My grandmother died on December 6 ( her birthday) . My father had heart surgery a day or two after. My uncle had to go to ER. My other uncle had a stroke shortly before my grandmother’s death. My family gathered to mourn my grandmother’s loss. Some stayed for the holidays, as well. All of this concluded with me in respiratory distress in an ambulance to the ER on Christmas afternoon.
I’m going to level with you. I have a 113,000 in student loan debt ( so far). I have psychiatric illness and physical illness. I have a part-time job. I have hopes for attending law school. I have tear-filled prayers for a hope and a future. But God is still Good. God is still God and I am not him. I’ve been told that I’m a waste of life. I’ve been told that I will never be able to support myself. But these people who spout off at their mouth. They don’t know the God I serve. The God I am intimately acquainted with.
I know it is weird. When someone asked me why I thought I could even go to law school yesterday, I almost said CUZ GOD TOLD ME but I restrained myself. However, I truly believe this to be in the will of God. I also believe that whatever God says has to come to pass. I’m not really the type to say I heard something from God. That’s not me. That is really not something I say or even want to be known for saying. Trust me. Enough people think I’m crazy.
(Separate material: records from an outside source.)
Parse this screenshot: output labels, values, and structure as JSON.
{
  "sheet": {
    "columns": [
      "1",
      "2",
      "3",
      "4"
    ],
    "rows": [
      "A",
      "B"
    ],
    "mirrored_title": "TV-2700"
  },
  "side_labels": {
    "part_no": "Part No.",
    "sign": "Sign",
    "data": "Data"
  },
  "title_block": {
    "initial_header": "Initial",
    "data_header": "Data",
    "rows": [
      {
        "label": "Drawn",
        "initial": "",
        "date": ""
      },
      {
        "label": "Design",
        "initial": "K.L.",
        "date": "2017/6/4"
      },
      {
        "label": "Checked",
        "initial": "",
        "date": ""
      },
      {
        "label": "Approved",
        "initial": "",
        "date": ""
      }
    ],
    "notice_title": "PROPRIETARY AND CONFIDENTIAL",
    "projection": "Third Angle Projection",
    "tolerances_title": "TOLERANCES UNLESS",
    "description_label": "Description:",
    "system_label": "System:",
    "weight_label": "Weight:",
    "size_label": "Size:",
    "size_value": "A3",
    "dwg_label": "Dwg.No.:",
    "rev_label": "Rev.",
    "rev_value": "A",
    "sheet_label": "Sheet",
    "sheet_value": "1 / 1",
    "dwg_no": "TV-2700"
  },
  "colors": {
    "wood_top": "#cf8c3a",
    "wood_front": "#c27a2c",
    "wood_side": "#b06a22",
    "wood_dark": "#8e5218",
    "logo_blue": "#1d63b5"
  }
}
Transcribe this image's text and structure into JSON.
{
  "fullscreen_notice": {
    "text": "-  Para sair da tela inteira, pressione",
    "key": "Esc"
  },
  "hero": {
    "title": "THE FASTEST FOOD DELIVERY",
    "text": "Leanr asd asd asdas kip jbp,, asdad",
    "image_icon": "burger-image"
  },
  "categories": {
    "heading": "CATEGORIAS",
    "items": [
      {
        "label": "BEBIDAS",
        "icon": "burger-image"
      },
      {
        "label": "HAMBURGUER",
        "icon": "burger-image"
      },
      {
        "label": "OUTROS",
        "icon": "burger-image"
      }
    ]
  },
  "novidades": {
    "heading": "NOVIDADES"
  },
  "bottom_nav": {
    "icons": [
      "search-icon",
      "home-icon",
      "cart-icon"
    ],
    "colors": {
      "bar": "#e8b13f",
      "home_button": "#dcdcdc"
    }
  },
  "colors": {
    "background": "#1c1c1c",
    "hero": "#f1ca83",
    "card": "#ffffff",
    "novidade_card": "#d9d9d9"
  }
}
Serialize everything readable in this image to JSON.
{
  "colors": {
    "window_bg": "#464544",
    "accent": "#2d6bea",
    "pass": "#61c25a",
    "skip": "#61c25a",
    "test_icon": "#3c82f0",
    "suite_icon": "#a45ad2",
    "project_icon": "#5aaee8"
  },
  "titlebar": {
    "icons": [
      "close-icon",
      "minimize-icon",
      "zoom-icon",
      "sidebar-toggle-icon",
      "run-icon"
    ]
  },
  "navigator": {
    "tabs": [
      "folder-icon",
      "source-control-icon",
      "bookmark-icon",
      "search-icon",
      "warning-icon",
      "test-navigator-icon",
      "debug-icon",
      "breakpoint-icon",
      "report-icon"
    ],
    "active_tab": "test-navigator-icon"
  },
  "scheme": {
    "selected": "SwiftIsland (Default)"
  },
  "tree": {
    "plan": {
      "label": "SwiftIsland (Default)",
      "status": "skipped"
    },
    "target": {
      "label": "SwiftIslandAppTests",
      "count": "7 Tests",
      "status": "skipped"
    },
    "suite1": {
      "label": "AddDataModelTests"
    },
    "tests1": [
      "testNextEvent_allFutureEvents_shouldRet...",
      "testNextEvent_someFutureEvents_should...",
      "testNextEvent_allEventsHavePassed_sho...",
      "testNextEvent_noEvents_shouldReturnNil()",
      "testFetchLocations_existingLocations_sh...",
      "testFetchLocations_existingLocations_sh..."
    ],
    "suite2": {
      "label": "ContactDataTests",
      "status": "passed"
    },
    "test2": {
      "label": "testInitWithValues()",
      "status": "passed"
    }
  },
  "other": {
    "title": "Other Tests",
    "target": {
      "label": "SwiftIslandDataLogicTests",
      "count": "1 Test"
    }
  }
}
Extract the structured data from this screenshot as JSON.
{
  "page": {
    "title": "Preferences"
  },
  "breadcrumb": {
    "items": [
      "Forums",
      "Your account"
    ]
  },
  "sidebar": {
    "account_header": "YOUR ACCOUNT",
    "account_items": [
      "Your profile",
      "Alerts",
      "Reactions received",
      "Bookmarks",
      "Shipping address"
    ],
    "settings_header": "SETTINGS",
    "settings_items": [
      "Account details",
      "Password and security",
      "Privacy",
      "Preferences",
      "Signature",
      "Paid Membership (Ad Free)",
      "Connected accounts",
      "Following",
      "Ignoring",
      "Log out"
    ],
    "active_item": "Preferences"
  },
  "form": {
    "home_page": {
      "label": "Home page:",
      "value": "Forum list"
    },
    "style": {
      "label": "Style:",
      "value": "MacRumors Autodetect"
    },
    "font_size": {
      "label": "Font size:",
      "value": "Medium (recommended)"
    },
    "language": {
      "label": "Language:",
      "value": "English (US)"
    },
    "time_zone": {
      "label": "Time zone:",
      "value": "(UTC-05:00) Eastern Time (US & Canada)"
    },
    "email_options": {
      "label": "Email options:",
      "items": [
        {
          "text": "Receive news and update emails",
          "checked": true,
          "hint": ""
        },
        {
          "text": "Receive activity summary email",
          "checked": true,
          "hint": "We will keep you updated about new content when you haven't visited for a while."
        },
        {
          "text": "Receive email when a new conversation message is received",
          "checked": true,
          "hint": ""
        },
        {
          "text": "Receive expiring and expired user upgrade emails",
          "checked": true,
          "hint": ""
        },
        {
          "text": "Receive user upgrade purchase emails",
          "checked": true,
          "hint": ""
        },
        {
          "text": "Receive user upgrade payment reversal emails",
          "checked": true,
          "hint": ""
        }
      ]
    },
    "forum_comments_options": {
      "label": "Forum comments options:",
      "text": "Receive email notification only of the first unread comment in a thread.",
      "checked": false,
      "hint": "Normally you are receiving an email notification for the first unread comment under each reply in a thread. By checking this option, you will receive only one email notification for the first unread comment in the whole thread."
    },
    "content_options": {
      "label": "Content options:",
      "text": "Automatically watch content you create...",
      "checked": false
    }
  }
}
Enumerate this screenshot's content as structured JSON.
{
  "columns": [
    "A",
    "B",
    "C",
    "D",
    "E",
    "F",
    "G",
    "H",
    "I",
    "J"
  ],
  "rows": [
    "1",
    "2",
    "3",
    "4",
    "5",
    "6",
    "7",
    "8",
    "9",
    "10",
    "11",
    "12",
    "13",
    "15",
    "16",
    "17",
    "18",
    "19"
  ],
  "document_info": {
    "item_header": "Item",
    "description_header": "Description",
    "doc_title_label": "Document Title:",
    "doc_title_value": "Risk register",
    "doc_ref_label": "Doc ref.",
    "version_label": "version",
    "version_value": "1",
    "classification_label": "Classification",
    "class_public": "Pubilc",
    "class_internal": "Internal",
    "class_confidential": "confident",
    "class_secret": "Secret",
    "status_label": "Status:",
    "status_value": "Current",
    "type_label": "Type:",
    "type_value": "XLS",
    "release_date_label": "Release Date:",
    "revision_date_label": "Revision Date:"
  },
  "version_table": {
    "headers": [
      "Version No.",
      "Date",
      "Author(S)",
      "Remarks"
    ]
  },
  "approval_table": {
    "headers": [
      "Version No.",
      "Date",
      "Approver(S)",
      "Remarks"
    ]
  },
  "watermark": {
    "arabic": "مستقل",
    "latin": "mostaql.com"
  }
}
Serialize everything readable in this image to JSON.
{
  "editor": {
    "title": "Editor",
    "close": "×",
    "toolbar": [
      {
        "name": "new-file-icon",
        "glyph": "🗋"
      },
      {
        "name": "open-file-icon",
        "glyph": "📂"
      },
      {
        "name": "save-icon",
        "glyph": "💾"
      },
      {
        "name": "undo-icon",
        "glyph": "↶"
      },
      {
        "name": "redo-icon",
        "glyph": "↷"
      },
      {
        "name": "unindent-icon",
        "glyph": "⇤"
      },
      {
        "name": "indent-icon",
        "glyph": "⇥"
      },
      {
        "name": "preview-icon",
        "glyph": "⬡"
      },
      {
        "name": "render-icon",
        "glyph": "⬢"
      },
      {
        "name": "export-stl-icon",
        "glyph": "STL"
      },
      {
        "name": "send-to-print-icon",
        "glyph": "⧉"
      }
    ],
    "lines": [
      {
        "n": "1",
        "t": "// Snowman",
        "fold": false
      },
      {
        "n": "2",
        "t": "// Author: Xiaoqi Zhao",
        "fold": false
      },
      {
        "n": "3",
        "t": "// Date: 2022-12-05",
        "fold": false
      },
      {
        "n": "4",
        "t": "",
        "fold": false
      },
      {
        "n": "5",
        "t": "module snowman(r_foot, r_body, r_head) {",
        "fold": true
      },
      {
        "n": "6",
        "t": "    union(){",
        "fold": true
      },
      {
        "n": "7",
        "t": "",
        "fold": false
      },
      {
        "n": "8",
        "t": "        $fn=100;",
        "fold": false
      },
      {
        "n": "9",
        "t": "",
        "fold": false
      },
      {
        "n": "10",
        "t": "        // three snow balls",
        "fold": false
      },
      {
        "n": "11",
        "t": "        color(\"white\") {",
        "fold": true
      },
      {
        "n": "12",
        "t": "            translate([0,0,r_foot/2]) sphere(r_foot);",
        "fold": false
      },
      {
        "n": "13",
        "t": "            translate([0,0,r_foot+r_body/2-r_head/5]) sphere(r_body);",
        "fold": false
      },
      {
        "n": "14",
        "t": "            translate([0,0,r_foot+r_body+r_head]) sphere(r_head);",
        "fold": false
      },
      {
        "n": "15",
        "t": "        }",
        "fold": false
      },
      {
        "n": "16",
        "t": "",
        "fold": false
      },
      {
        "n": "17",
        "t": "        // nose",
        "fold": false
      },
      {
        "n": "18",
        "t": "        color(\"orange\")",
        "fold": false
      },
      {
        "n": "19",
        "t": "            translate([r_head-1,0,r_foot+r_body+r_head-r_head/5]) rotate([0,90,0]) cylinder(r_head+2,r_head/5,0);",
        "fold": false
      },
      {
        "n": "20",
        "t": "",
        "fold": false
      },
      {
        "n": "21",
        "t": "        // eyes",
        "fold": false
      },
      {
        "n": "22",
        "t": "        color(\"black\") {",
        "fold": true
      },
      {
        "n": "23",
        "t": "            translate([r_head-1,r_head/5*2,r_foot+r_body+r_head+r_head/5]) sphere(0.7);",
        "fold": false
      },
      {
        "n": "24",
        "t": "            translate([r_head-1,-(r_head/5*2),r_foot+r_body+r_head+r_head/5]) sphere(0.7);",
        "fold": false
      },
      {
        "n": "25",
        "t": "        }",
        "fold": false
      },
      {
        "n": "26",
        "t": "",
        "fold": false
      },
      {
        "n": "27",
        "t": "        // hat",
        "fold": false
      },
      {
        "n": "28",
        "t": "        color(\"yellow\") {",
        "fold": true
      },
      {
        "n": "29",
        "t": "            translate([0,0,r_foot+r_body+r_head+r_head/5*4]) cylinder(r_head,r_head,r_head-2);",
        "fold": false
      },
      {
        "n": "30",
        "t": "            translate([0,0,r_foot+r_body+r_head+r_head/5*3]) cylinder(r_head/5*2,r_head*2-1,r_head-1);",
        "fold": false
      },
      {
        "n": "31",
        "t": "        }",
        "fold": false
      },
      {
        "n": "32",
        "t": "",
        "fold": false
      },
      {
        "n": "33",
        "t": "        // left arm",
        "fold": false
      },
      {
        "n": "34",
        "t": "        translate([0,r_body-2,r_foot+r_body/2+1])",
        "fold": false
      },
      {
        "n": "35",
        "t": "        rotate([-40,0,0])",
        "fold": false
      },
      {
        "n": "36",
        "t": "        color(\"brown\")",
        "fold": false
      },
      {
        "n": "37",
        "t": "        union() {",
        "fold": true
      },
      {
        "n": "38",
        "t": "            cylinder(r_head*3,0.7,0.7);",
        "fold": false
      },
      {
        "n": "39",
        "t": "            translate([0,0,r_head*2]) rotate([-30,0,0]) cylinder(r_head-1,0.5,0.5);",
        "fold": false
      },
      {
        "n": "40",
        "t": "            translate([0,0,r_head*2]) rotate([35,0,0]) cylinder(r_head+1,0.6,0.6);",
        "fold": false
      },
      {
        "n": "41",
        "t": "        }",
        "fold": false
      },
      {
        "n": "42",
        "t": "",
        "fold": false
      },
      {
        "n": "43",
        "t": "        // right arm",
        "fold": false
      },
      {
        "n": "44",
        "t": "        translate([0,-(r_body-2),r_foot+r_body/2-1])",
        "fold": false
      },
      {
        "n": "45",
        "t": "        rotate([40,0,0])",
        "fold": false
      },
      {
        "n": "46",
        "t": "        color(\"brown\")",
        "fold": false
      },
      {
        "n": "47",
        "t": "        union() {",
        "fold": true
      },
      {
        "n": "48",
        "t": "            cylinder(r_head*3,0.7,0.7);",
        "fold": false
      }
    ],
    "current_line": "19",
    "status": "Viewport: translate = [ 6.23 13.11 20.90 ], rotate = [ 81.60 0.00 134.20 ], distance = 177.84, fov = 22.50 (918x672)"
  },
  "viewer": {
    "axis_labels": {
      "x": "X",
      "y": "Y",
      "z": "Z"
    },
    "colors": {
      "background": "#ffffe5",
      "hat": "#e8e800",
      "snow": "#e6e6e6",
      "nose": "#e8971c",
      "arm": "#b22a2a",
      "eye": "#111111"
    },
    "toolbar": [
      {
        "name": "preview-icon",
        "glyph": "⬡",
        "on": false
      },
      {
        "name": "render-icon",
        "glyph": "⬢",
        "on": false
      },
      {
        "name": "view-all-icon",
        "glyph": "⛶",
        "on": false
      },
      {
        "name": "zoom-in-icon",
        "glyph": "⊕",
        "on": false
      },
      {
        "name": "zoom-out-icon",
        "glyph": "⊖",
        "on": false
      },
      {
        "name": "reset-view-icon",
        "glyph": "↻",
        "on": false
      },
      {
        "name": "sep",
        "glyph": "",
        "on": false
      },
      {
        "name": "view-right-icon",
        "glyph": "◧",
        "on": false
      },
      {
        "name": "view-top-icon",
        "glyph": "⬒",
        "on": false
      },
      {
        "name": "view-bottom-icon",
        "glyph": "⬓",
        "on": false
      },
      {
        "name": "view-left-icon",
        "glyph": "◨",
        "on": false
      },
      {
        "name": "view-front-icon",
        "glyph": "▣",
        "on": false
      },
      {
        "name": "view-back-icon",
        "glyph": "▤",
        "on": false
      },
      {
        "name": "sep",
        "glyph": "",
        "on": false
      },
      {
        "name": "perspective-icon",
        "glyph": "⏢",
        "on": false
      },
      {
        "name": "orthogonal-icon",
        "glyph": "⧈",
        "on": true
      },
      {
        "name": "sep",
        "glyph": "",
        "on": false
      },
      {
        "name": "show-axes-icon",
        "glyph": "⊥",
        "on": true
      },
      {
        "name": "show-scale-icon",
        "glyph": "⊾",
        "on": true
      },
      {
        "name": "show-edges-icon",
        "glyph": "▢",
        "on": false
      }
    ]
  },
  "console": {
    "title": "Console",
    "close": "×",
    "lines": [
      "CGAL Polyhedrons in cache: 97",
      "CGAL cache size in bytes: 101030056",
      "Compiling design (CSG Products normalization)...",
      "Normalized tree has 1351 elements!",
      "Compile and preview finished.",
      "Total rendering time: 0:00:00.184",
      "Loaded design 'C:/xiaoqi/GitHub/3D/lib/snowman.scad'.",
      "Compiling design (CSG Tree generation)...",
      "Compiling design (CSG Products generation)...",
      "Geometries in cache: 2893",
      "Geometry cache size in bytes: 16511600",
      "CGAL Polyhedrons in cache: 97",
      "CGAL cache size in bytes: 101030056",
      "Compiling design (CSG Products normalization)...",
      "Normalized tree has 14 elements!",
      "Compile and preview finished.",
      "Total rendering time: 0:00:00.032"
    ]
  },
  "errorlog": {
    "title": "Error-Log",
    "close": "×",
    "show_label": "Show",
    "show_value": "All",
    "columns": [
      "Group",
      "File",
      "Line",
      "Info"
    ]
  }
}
I’ve also been really obsessed with this verse in the bible: Romans 8:18. As much as I’m discouraged. As much as I’d rather stay in bed and tear off clothes and lament. Romans 8:18 declares: For I consider that the sufferings of this present time are not worth comparing with the glory that is to be revealed to us.
If you are going to speak a word over someone today, let it be a word of encouragement. You have no idea what God whispered to them. They may look crazy like Noah but God is able, he won’t fail… He simply cannot.
Mia Fieldes preached a word a few weeks back about protecting your baby ( your dreams) throughout the trimesters. Maybe I’ve been too loose with my tongue telling people my dreams before they are past the first trimester and more likely to miscarry. People have been speaking death over me before I could make it to the second trimester before I could see the details of my dreams ( an ear, an eye socket). She also said that God gives you details and definition in the second trimester so you can name it. I don’t know what season or trimester I’m in but I do know I want nothing more than to carry this dream to full-term.